I was getting my hair done today and my stylist was joking about how her kids were driving her crazy. “Sometimes I think the only peace I’ll get is when I’m dead,” she laughed.
Ironically, I was thinking about that today, too.
For the last few days I’ve been taking the dogs to walk in a local cemetery. While we wandered around the tombstones, some of them almost 200 years old, I was struck by how peaceful it was in the park. I thought about what the people buried there might say about the cemetery if they were able to talk.
Which, of course, got me thinking, and I began to craft a little conversation in my head about the people we were walking by. What might they say about their life, their death, their time under the earth as the world continued on without them?

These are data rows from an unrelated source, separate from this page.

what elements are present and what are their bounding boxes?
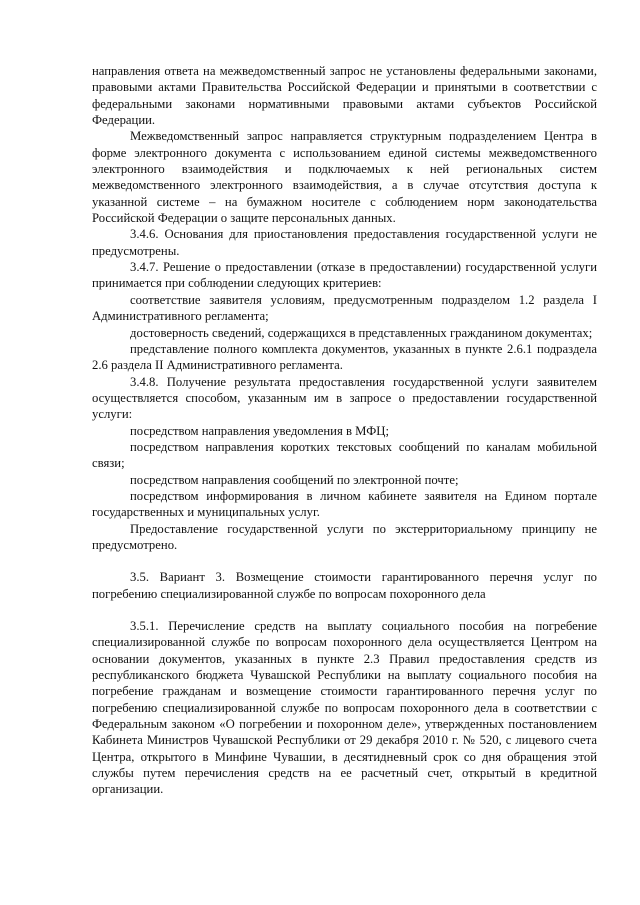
- paragraph-3-4-7: 3.4.7. Решение о предоставлении (отказе в предоставлении) государственной услуги принимается при соблюдении следующих критериев:: [92, 260, 597, 291]
- list-item: посредством направления коротких текстовых сообщений по каналам мобильной связи;: [92, 439, 597, 471]
- section-heading-3-5: 3.5. Вариант 3. Возмещение стоимости гарантированного перечня услуг по погребению специализированной службе по вопросам похоронного дела: [92, 570, 597, 601]
- paragraph: Межведомственный запрос направляется структурным подразделением Центра в форме электронного документа с использованием единой системы межведомственного электронного взаимодействия и подключаемых к ней региональных систем межведомственного электронного взаимодействия, а в случае отсутствия доступа к указанной системе – на бумажном носителе с соблюдением норм законодательства Российской Федерации о защите персональных данных.: [92, 129, 597, 226]
- list-item: посредством направления уведомления в МФЦ;: [130, 423, 389, 438]
- list-item: посредством информирования в личном кабинете заявителя на Едином портале государственных и муниципальных услуг.: [92, 488, 597, 520]
- paragraph-3-4-8: 3.4.8. Получение результата предоставления государственной услуги заявителем осуществляется способом, указанным им в запросе о предоставлении государственной услуги:: [92, 374, 597, 422]
- paragraph-3-5-1: 3.5.1. Перечисление средств на выплату социального пособия на погребение специализированной службе по вопросам похоронного дела осуществляется Центром на основании документов, указанных в пункте 2.3 Правил предоставления средств из республиканского бюджета Чувашской Республики на выплату социального пособия на погребение гражданам и возмещение стоимости гарантированного перечня услуг по погребению специализированной службе по вопросам похоронного дела в соответствии с Федеральным законом «О погребении и похоронном деле», утвержденных постановлением Кабинета Министров Чувашской Республики от 29 декабря 2010 г. № 520, с лицевого счета Центра, открытого в Минфине Чувашии, в десятидневный срок со дня обращения этой службы путем перечисления средств на ее расчетный счет, открытый в кредитной организации.: [92, 619, 597, 797]
- paragraph-3-4-6: 3.4.6. Основания для приостановления предоставления государственной услуги не предусмотрены.: [92, 227, 597, 258]
- paragraph: Предоставление государственной услуги по экстерриториальному принципу не предусмотрено.: [92, 521, 597, 552]
- list-item: достоверность сведений, содержащихся в представленных гражданином документах;: [130, 325, 593, 340]
- list-item: соответствие заявителя условиям, предусмотренным подразделом 1.2 раздела I Административного регламента;: [92, 292, 597, 324]
- document-page: [92, 63, 597, 798]
- paragraph: направления ответа на межведомственный запрос не установлены федеральными законами, правовыми актами Правительства Российской Федерации и принятыми в соответствии с федеральными законами нормативными правовыми актами субъектов Российской Федерации.: [92, 64, 597, 128]
- list-item: представление полного комплекта документов, указанных в пункте 2.6.1 подраздела 2.6 раздела II Административного регламента.: [92, 341, 597, 373]
- list-item: посредством направления сообщений по электронной почте;: [130, 472, 459, 487]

I imagined someone hearing a visitor walk by, wondering if they’re going to stop by their grave today. Maybe hearing my dogs sniffing around and missing their own beloved pup. Or crying out for justice, to no avail. Maybe not even realizing they’re dead, and arguing with everyone who goes by, upset no one will listen. Or maybe perturbed by our presence in the cemetery, our footsteps distrupting their peace and quiet.

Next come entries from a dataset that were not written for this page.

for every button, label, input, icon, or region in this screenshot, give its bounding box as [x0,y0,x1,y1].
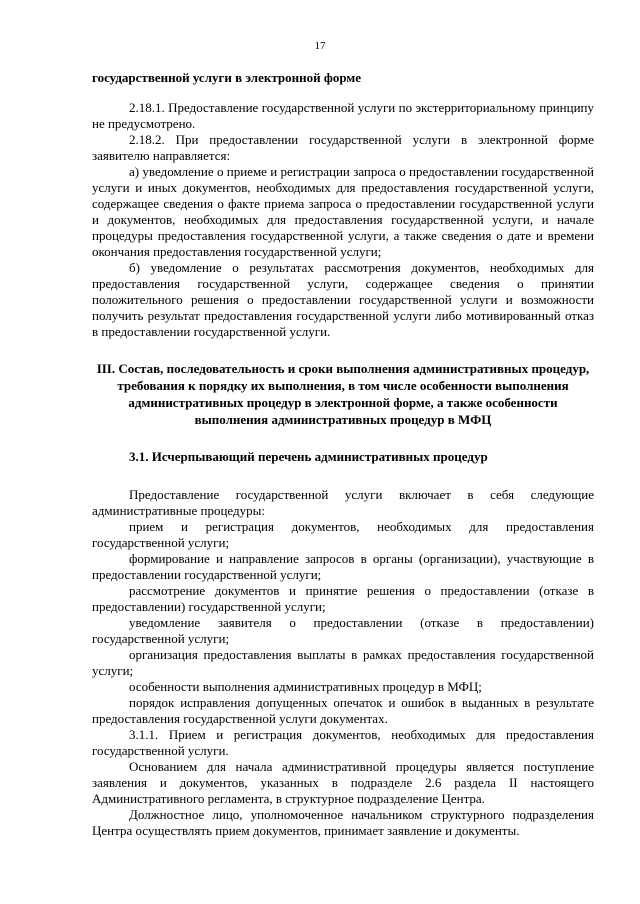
paragraph-item-a: а) уведомление о приеме и регистрации запроса о предоставлении государственной услуги и иных документов, необходимых для предоставления государственной услуги, содержащее сведения о факте приема запроса о предоставлении государственной услуги и документов, необходимых для предоставления государственной услуги, и начале процедуры предоставления государственной услуги, а также сведения о дате и времени окончания предоставления государственной услуги; [92,164,594,259]
procedure-item: особенности выполнения административных процедур в МФЦ; [129,679,482,694]
paragraph-3-1-1: 3.1.1. Прием и регистрация документов, необходимых для предоставления государственной услуги. [92,727,594,758]
procedures-intro: Предоставление государственной услуги включает в себя следующие административные процедуры: [92,487,594,518]
paragraph-basis: Основанием для начала административной процедуры является поступление заявления и документов, указанных в подразделе 2.6 раздела II настоящего Административного регламента, в структурное подразделение Центра. [92,759,594,806]
section-heading-iii: III. Состав, последовательность и сроки выполнения административных процедур, требования к порядку их выполнения, в том числе особенности выполнения административных процедур в электронной форме, а также особенности выполнения административных процедур в МФЦ [96,361,590,427]
paragraph-official: Должностное лицо, уполномоченное начальником структурного подразделения Центра осуществлять прием документов, принимает заявление и документы. [92,807,594,838]
procedure-item: прием и регистрация документов, необходимых для предоставления государственной услуги; [92,519,594,550]
procedure-item: формирование и направление запросов в органы (организации), участвующие в предоставлении государственной услуги; [92,551,594,582]
procedure-item: уведомление заявителя о предоставлении (отказе в предоставлении) государственной услуги; [92,615,594,646]
paragraph-2-18-2: 2.18.2. При предоставлении государственной услуги в электронной форме заявителю направляется: [92,132,594,163]
procedure-item: рассмотрение документов и принятие решения о предоставлении (отказе в предоставлении) государственной услуги; [92,583,594,614]
subheading-3-1: 3.1. Исчерпывающий перечень административных процедур [129,449,488,464]
page-number: 17 [314,40,326,52]
paragraph-2-18-1: 2.18.1. Предоставление государственной услуги по экстерриториальному принципу не предусмотрено. [92,100,594,131]
procedure-item: организация предоставления выплаты в рамках предоставления государственной услуги; [92,647,594,678]
paragraph-item-b: б) уведомление о результатах рассмотрения документов, необходимых для предоставления государственной услуги, содержащее сведения о принятии положительного решения о предоставлении государственной услуги и возможности получить результат предоставления государственной услуги либо мотивированный отказ в предоставлении государственной услуги. [92,260,594,339]
continued-heading: государственной услуги в электронной форме [92,70,361,85]
document-body [92,70,594,839]
procedure-item: порядок исправления допущенных опечаток и ошибок в выданных в результате предоставления государственной услуги документах. [92,695,594,726]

I love walking through the cemetery. The photo above is from a 2006 trip to Key West. While everyone else was sunning and fishing, I spent a morning strolling around the cemetery, reading inscriptions on tombstones and wondering about who the people might have been in life. Everyone else thought it was creepy. I loved it.
Oddly enough, for a person prone to panic attacks I feel quite comfortable in the cemetery. We live near a lot of parks, and my husband said I should take the dogs and hike in the woods. But for some reason, I’m very skittish about being alone in the woods. But the cemetery? I find it safe, peaceful and quiet.
Maybe because I’m alone, but not really alone. If that makes sense.